LA MEMORIA: UN TESTIMONE NON ATTENDIBILE?
di Martino Feyles
Università degli Studi di Roma “La Sapienza”

Se nel primo paradigma teorico l’aspetto centrale che viene sottolineato è quello della passività della memoria, nel secondo, invece, l’accento è tutto sull’attività del soggetto. La memoria non viene più pensata come una copia infiacchita dell’evento percepito, come la traccia materiale lasciata dall’esperienza percettiva. Al contrario il ricordo è visto come un’operazione costruttiva del soggetto che ricrea e quasi reinventa nel presente il passato. La grande affermazione di questo punto di vista nel pensiero contemporaneo è legata alla nascita di nuove discipline scientifiche come la psicoanalisi, la sociologia, la psicologia sociale, che tendono a considerare il soggetto, e quindi anche tutte le sue funzioni, non come un dato, ma come l’esito di una “costruzione” e di una “interpretazione”. In realtà già in Platone si può trovare un’immagine – alternativa a quella della tavoletta di cera – che sottolinea l’importanza dell’attività del soggetto nel ricordo: è l’immagine della memoria come una grande voliera all’interno della quale i ricordi, sfuggenti come volatili, pur essendo in nostro possesso, devono ogni volta essere nuovamente catturati [6] . Ma nel pensiero contemporaneo la constatazione della necessità di un lavoro attivo di ricerca dei ricordi, viene sostituita da una concezione molto più radicale. All’inizio del Novecento, la psicoanalisi freudiana mostra fino a che punto la memoria sia il risultato di un lavoro di selezione, rimozione e interpretazione del proprio passato. A distanza di pochi anni, nei suoi studi di psicologia sociale, Bartlett demolisce il mito del cosiddetto “ricordo letterale” e sostiene che il ricordo sia una costruzione del soggetto per molti versi simile all’immaginazione [7] .
Partendo da un approccio moto diverso, nel 1950 M. Halbwachs pubblica, La mémoire collective, il testo che dà inizio agli studi sociologici sulla memoria, in cui sostiene in modo appassionato che la memoria è una costruzione sociale e non la riproduzione fedele di una percezione passata [8] . Forse però l’autore che ha sostenuto l’idea della memoria come ricostruzione creativa in modo più consapevole e più radicale è M. Proust. La monumentale impresa della Recerche è fondata sulla convinzione esplicita che ritrovare il tempo perduto significhi reinventarlo. Per questo il lavoro dell’artista e quello del romanziere sono essenzialmente simili. Certo il passato lascia una traccia nella coscienza. Ma è la fantasia che a partire dalla traccia ridisegna i contorni di ciò che è stato. Questa opera di ricreazione è ogni volta diversa e per questa ragione il passato non è mai lo stesso. Noi lo comprendiamo sempre in modo diverso e di conseguenza ce lo rappresentiamo sempre in modo diverso. Così l’interrogativo epistemologico da cui abbiamo preso le mosse – come possiamo essere certi della realtà del passato? – in Proust diviene irrilevante, viene svuotato dall’interno, perché il passato non ha una sua identità stabile e oggettiva che bisognerebbe cercare di riprodurre fedelmente. Il ricordo non deve sforzarsi di essere adeguato alla verità di ciò che è stato, perché questa verità non esiste prima del ricordo stesso. È l’atto memorativo che la stabilisce e la produce [9] . Ma se le cose stanno che differenza c’è tra ricordare e immaginare? E che valore ha una testimonianza?

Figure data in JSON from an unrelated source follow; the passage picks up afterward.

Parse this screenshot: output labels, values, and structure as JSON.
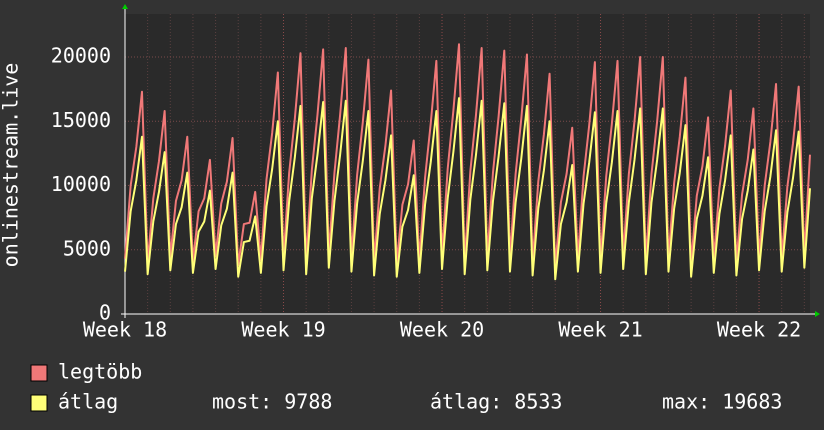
{
  "chart_data": {
    "type": "line",
    "y_label": "onlinestream.live",
    "categories": [
      "Week 18",
      null,
      null,
      null,
      null,
      null,
      null,
      null,
      null,
      null,
      null,
      null,
      null,
      null,
      null,
      null,
      null,
      null,
      null,
      null,
      null,
      null,
      null,
      null,
      null,
      null,
      null,
      null,
      "Week 19",
      null,
      null,
      null,
      null,
      null,
      null,
      null,
      null,
      null,
      null,
      null,
      null,
      null,
      null,
      null,
      null,
      null,
      null,
      null,
      null,
      null,
      null,
      null,
      null,
      null,
      null,
      null,
      "Week 20",
      null,
      null,
      null,
      null,
      null,
      null,
      null,
      null,
      null,
      null,
      null,
      null,
      null,
      null,
      null,
      null,
      null,
      null,
      null,
      null,
      null,
      null,
      null,
      null,
      null,
      null,
      null,
      "Week 21",
      null,
      null,
      null,
      null,
      null,
      null,
      null,
      null,
      null,
      null,
      null,
      null,
      null,
      null,
      null,
      null,
      null,
      null,
      null,
      null,
      null,
      null,
      null,
      null,
      null,
      null,
      null,
      "Week 22",
      null,
      null,
      null,
      null,
      null,
      null,
      null,
      null,
      null
    ],
    "series": [
      {
        "name": "legtöbb",
        "color": "#f07878",
        "values": [
          4300,
          10000,
          13000,
          17300,
          4000,
          9000,
          11900,
          15800,
          4400,
          8800,
          10400,
          13800,
          4100,
          8000,
          9000,
          12000,
          4500,
          8600,
          10300,
          13700,
          3800,
          7000,
          7100,
          9500,
          4200,
          10500,
          14100,
          18800,
          4400,
          11000,
          15200,
          20300,
          4100,
          11200,
          15500,
          20600,
          4600,
          11000,
          15500,
          20700,
          4300,
          10800,
          14900,
          19800,
          4000,
          9800,
          13100,
          17400,
          3900,
          8500,
          10100,
          13500,
          4200,
          10600,
          14800,
          19700,
          4500,
          11300,
          15800,
          21000,
          4100,
          11100,
          15500,
          20700,
          4400,
          11000,
          15400,
          20500,
          4300,
          10900,
          15200,
          20200,
          4000,
          10300,
          14000,
          18700,
          3700,
          8700,
          10900,
          14500,
          4300,
          10700,
          14700,
          19600,
          4200,
          10700,
          14800,
          19700,
          4500,
          10900,
          15000,
          20000,
          4100,
          10900,
          15000,
          20000,
          4300,
          10200,
          13800,
          18400,
          3900,
          9200,
          11500,
          15300,
          4200,
          9800,
          13100,
          17400,
          4000,
          9300,
          12000,
          16000,
          4400,
          10000,
          13400,
          17900,
          4300,
          9900,
          13300,
          17700,
          4600,
          12400
        ]
      },
      {
        "name": "átlag",
        "color": "#ffff78",
        "values": [
          3300,
          8000,
          10400,
          13800,
          3100,
          7200,
          9500,
          12600,
          3400,
          7000,
          8300,
          11000,
          3200,
          6400,
          7200,
          9600,
          3500,
          6900,
          8200,
          11000,
          2900,
          5600,
          5700,
          7600,
          3200,
          8400,
          11300,
          15000,
          3400,
          8800,
          12200,
          16200,
          3100,
          9000,
          12400,
          16500,
          3600,
          8800,
          12400,
          16600,
          3300,
          8600,
          11900,
          15800,
          3000,
          7800,
          10400,
          13900,
          2900,
          6800,
          8100,
          10800,
          3200,
          8500,
          11800,
          15800,
          3500,
          9000,
          12600,
          16800,
          3100,
          8900,
          12400,
          16600,
          3400,
          8800,
          12300,
          16400,
          3300,
          8700,
          12100,
          16200,
          3000,
          8200,
          11200,
          15000,
          2700,
          7000,
          8700,
          11600,
          3300,
          8600,
          11800,
          15700,
          3200,
          8600,
          11800,
          15800,
          3500,
          8700,
          12000,
          16000,
          3100,
          8700,
          12000,
          16000,
          3300,
          8200,
          11000,
          14700,
          2900,
          7400,
          9200,
          12200,
          3200,
          7800,
          10400,
          13900,
          3000,
          7400,
          9600,
          12800,
          3400,
          8000,
          10700,
          14300,
          3300,
          7900,
          10600,
          14200,
          3600,
          9788
        ]
      }
    ],
    "stats": [
      "most: 9788",
      "átlag: 8533",
      "max: 19683"
    ],
    "ylim": [
      0,
      23350
    ],
    "yticks": [
      0,
      5000,
      10000,
      15000,
      20000
    ],
    "grid": true
  }
}
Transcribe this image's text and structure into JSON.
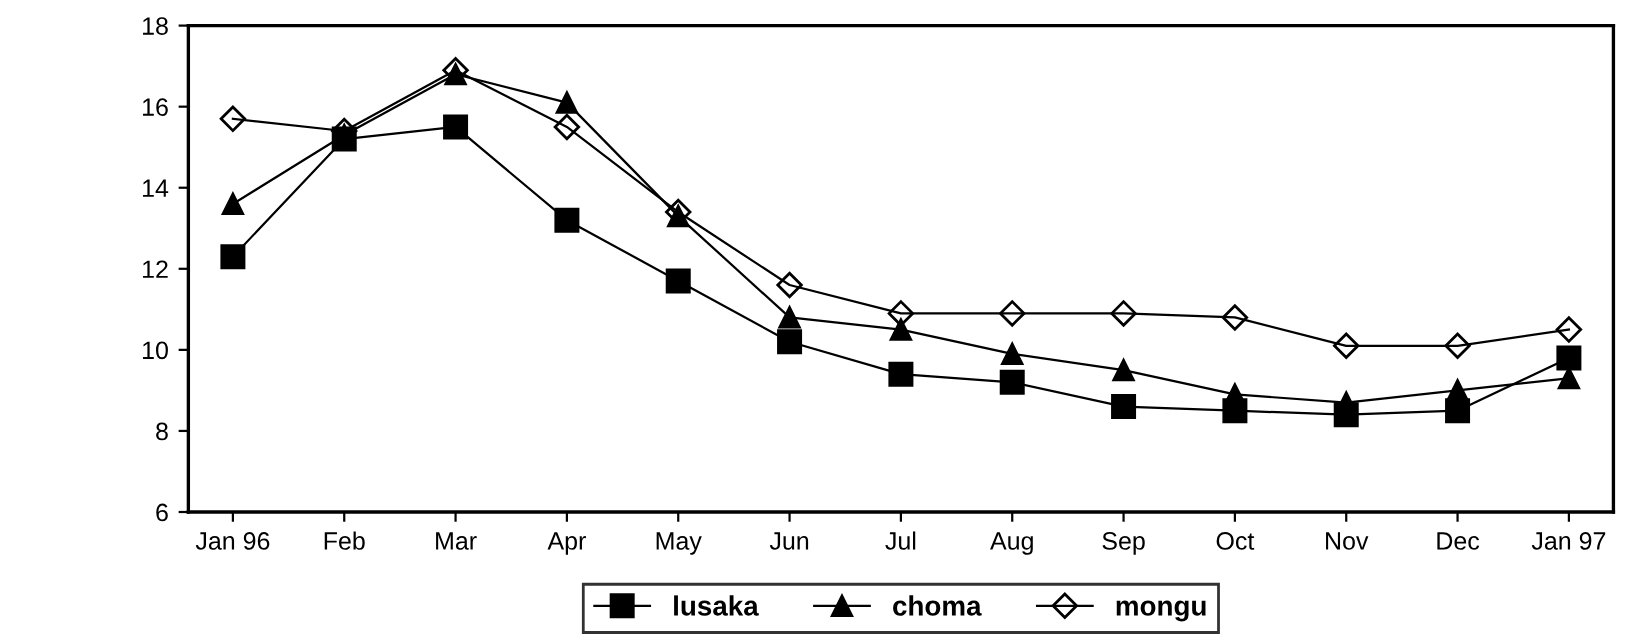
{
  "chart_data": {
    "type": "line",
    "categories": [
      "Jan 96",
      "Feb",
      "Mar",
      "Apr",
      "May",
      "Jun",
      "Jul",
      "Aug",
      "Sep",
      "Oct",
      "Nov",
      "Dec",
      "Jan 97"
    ],
    "series": [
      {
        "name": "lusaka",
        "color": "#000000",
        "marker": "square",
        "values": [
          12.3,
          15.2,
          15.5,
          13.2,
          11.7,
          10.2,
          9.4,
          9.2,
          8.6,
          8.5,
          8.4,
          8.5,
          9.8
        ]
      },
      {
        "name": "choma",
        "color": "#000000",
        "marker": "triangle",
        "values": [
          13.6,
          15.3,
          16.8,
          16.1,
          13.3,
          10.8,
          10.5,
          9.9,
          9.5,
          8.9,
          8.7,
          9.0,
          9.3
        ]
      },
      {
        "name": "mongu",
        "color": "#000000",
        "marker": "diamond",
        "values": [
          15.7,
          15.4,
          16.9,
          15.5,
          13.4,
          11.6,
          10.9,
          10.9,
          10.9,
          10.8,
          10.1,
          10.1,
          10.5
        ]
      }
    ],
    "ylim": [
      6,
      18
    ],
    "yticks": [
      6,
      8,
      10,
      12,
      14,
      16,
      18
    ],
    "grid": false,
    "legend": "bottom",
    "line_style": "solid"
  }
}
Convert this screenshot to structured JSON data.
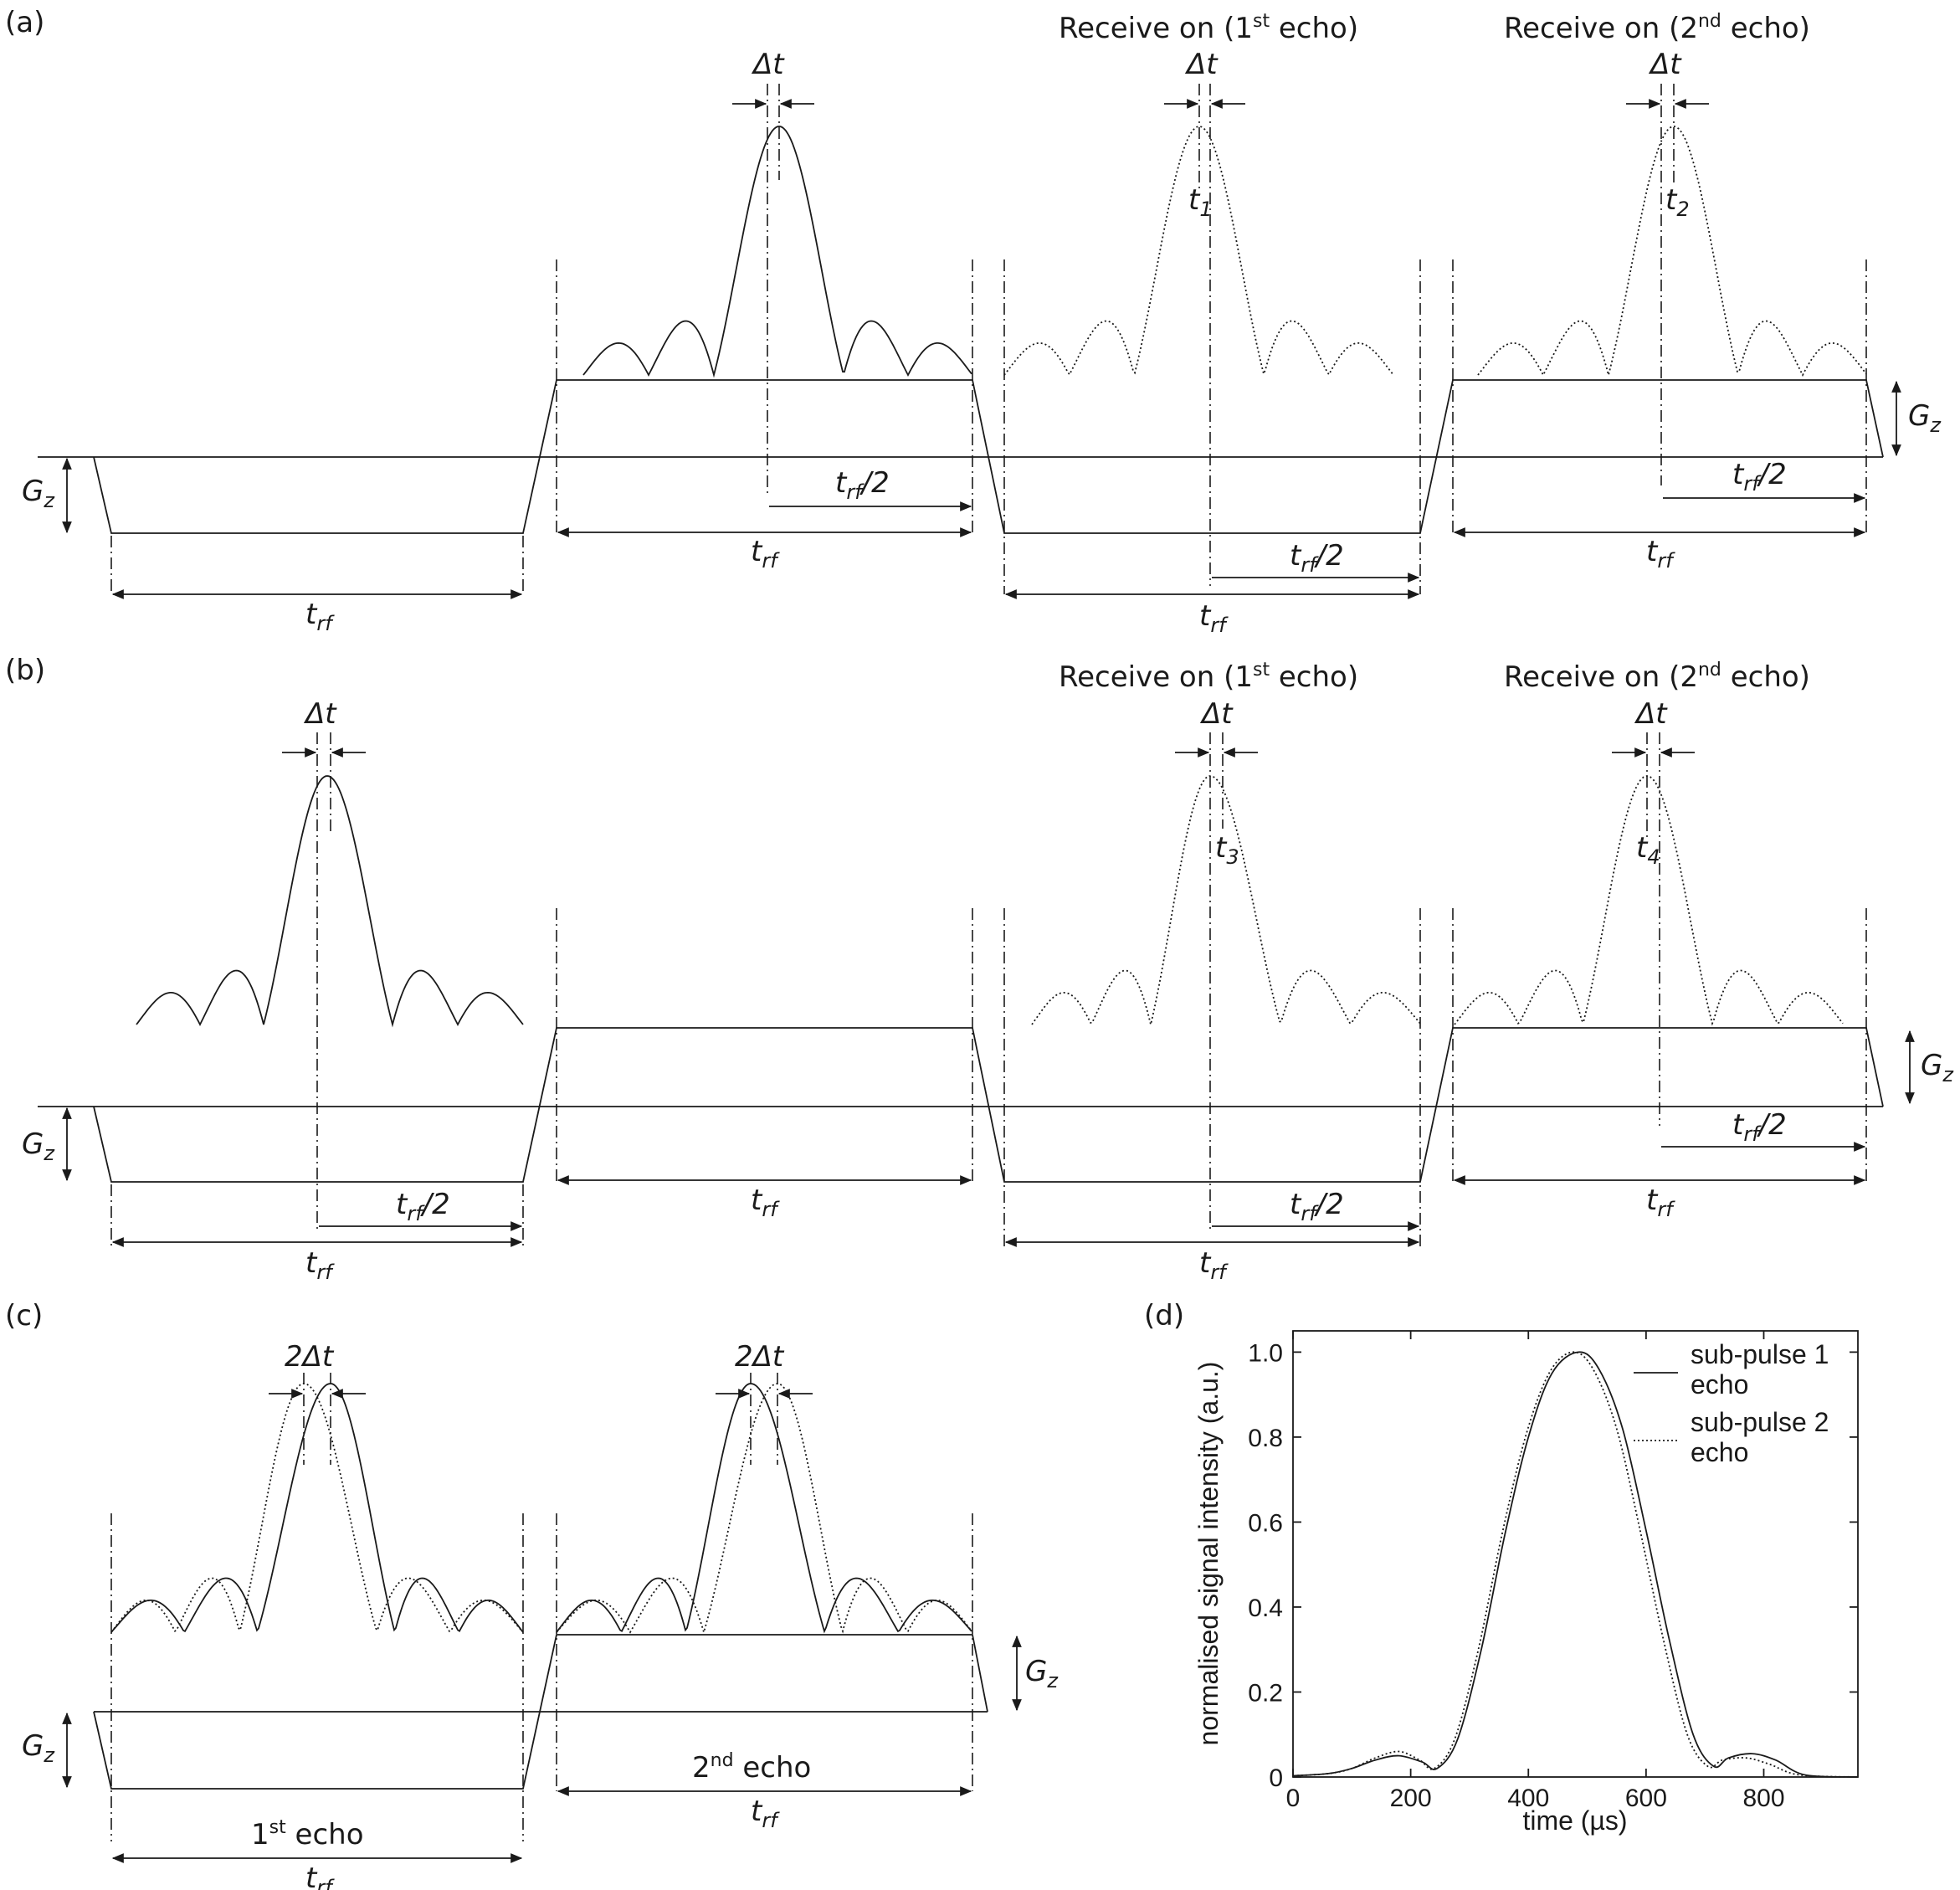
{
  "panels": {
    "a": {
      "label": "(a)",
      "receive1": [
        "Receive on (1",
        "st",
        " echo)"
      ],
      "receive2": [
        "Receive on (2",
        "nd",
        " echo)"
      ],
      "t1": [
        "t",
        "1"
      ],
      "t2": [
        "t",
        "2"
      ]
    },
    "b": {
      "label": "(b)",
      "receive1": [
        "Receive on (1",
        "st",
        " echo)"
      ],
      "receive2": [
        "Receive on (2",
        "nd",
        " echo)"
      ],
      "t3": [
        "t",
        "3"
      ],
      "t4": [
        "t",
        "4"
      ]
    },
    "c": {
      "label": "(c)",
      "echo1": [
        "1",
        "st",
        " echo"
      ],
      "echo2": [
        "2",
        "nd",
        " echo"
      ]
    },
    "d": {
      "label": "(d)"
    }
  },
  "symbols": {
    "delta_t": "Δt",
    "two_delta_t": "2Δt",
    "g": "G",
    "g_sub": "z",
    "t": "t",
    "t_sub": "rf",
    "half": "/2"
  },
  "chart_data": {
    "type": "line",
    "xlabel": "time (µs)",
    "ylabel": "normalised signal intensity (a.u.)",
    "xlim": [
      0,
      960
    ],
    "ylim": [
      0,
      1.05
    ],
    "xticks": [
      0,
      200,
      400,
      600,
      800
    ],
    "xtick_labels": [
      "0",
      "200",
      "400",
      "600",
      "800"
    ],
    "yticks": [
      0,
      0.2,
      0.4,
      0.6,
      0.8,
      1.0
    ],
    "ytick_labels": [
      "0",
      "0.2",
      "0.4",
      "0.6",
      "0.8",
      "1.0"
    ],
    "legend_position": "top-right",
    "series": [
      {
        "name": "sub-pulse 1 echo",
        "legend_lines": [
          "sub-pulse 1",
          "echo"
        ],
        "style": "solid",
        "x": [
          0,
          60,
          100,
          140,
          180,
          220,
          245,
          280,
          320,
          360,
          400,
          440,
          485,
          520,
          560,
          600,
          640,
          680,
          715,
          740,
          780,
          820,
          870,
          960
        ],
        "y": [
          0.003,
          0.008,
          0.02,
          0.04,
          0.05,
          0.035,
          0.02,
          0.09,
          0.3,
          0.57,
          0.8,
          0.95,
          1.0,
          0.96,
          0.82,
          0.58,
          0.32,
          0.1,
          0.025,
          0.045,
          0.055,
          0.04,
          0.005,
          0.0
        ]
      },
      {
        "name": "sub-pulse 2 echo",
        "legend_lines": [
          "sub-pulse 2",
          "echo"
        ],
        "style": "dotted",
        "x": [
          0,
          60,
          100,
          140,
          180,
          215,
          240,
          275,
          315,
          355,
          395,
          435,
          475,
          510,
          550,
          590,
          630,
          670,
          705,
          730,
          770,
          810,
          860,
          960
        ],
        "y": [
          0.003,
          0.008,
          0.02,
          0.045,
          0.06,
          0.04,
          0.02,
          0.09,
          0.3,
          0.57,
          0.8,
          0.95,
          1.0,
          0.96,
          0.82,
          0.58,
          0.32,
          0.1,
          0.025,
          0.04,
          0.045,
          0.03,
          0.005,
          0.0
        ]
      }
    ]
  }
}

3. Ricordo e fantasia dal punto di vista fenomenologico

Dal punto di vista fenomenologico è necessario innanzitutto distinguere due fenomeni molto diversi, che Husserl chiama “ritenzione” (Retention) e “rimemorazione” (Wiedererinnerung) [10] . La ritenzione è la memoria che rende possibile la percezione di un dato presente, la rimemorazione invece è la riproduzione di un evento del passato e in questo senso è più vicina all’accezione comune della parola ricordo [11] .
Per comprendere il senso di questa distinzione prediamo in considerazione un esempio. Immaginiamo di osservare il moto di una pallina da tennis lanciata per aria. Si tratta di un caso molto elementare di percezione del movimento. Se analizziamo fenomenologicamemte questa percezione, se cioè proviamo a descrivere ciò accade nella coscienza durante questa semplice esperienza percettiva, ci accorgiamo che, affinché la coscienza possa percepire il moto della pallina, è necessaria un sintesi temporale. La pallina si muove lungo una parabola complessa (da A a D), occupando successivamente diverse posizioni: prima è in A, poi in B, poi in C, infine in D. In ogni istante ciò che è dato effettivamente alla coscienza è solo un frammento del movimento. Nel tempo T1 la pallina è (immobile) in A, nel tempo T2 la pallina è (immobile) in B, ecc. Noi però vediamo un fenomeno unitario, che non è riducibile alla somma dei “fotogrammi” che lo compongono: noi vediamo la pallina in movimento. Questo significa che le diverse fasi di questo movimento sono abbracciate in unico di sguardo dalla coscienza. La coscienza vive nel presente, ma il presente non è costituito di un istante “ora” puntuale e infinitesimale. L’ora attuale è sempre circondato da un alone di passato. Nel momento T4, quando la pallina è in D, la coscienza ha ancora presente tutti i momenti percettivi precedenti e li tiene insieme in una sintesi. Questa capacità della coscienza di avere ancora presente il passato recente è ciò che Husserl chiama ritenzione. È chiaro che si tratta di una forma di memoria.
Ma è altrettanto chiaro che si tratta di una forma di memoria molto lontana da ciò che nel linguaggio comune chiamiamo ricordo [12] .
Infatti mentre osserviamo la parabola della pallina da tennis non stiamo ricordando, stiamo percependo!
In realtà l’analisi fenomenologica dell’esperienza mostra in maniera incontrovertibile che ogni atto percettivo (si tratti di vedere, di udire o di toccare) è sempre un processo temporale che ha una certa durata e che richiede una sintesi del presente attuale, dell’appena passato e del futuro imminente. Affinché questa sintesi sia possibile è necessario postulare l’esistenza di una peculiare forma di memoria percettiva, la ritenzione appunto. Husserl la concepisce come un processo di progressivo e graduale venir meno dell’essere cosciente. Tutti ciò che viene vissuto viene anche ritenuto. Il che significa che ciò che accade nella coscienza non trapassa immediatamente nel nulla, una volta passato, ma viene conservato nella ritenzione, rimane ancora accessibile allo “sguardo” della coscienza, per poi svanire gradualmente. Diremmo perciò che nel momento T4 è effettivamente data solo l’impressione sensibile della pallina immobile in D. Nello stesso tempo però, le impressioni della pallina in A, in B e in C sono “ritenute” dalla coscienza e dunque sono ancora presenti, sia pure in un modo diverso da come è presente l’immagine della pallina in D.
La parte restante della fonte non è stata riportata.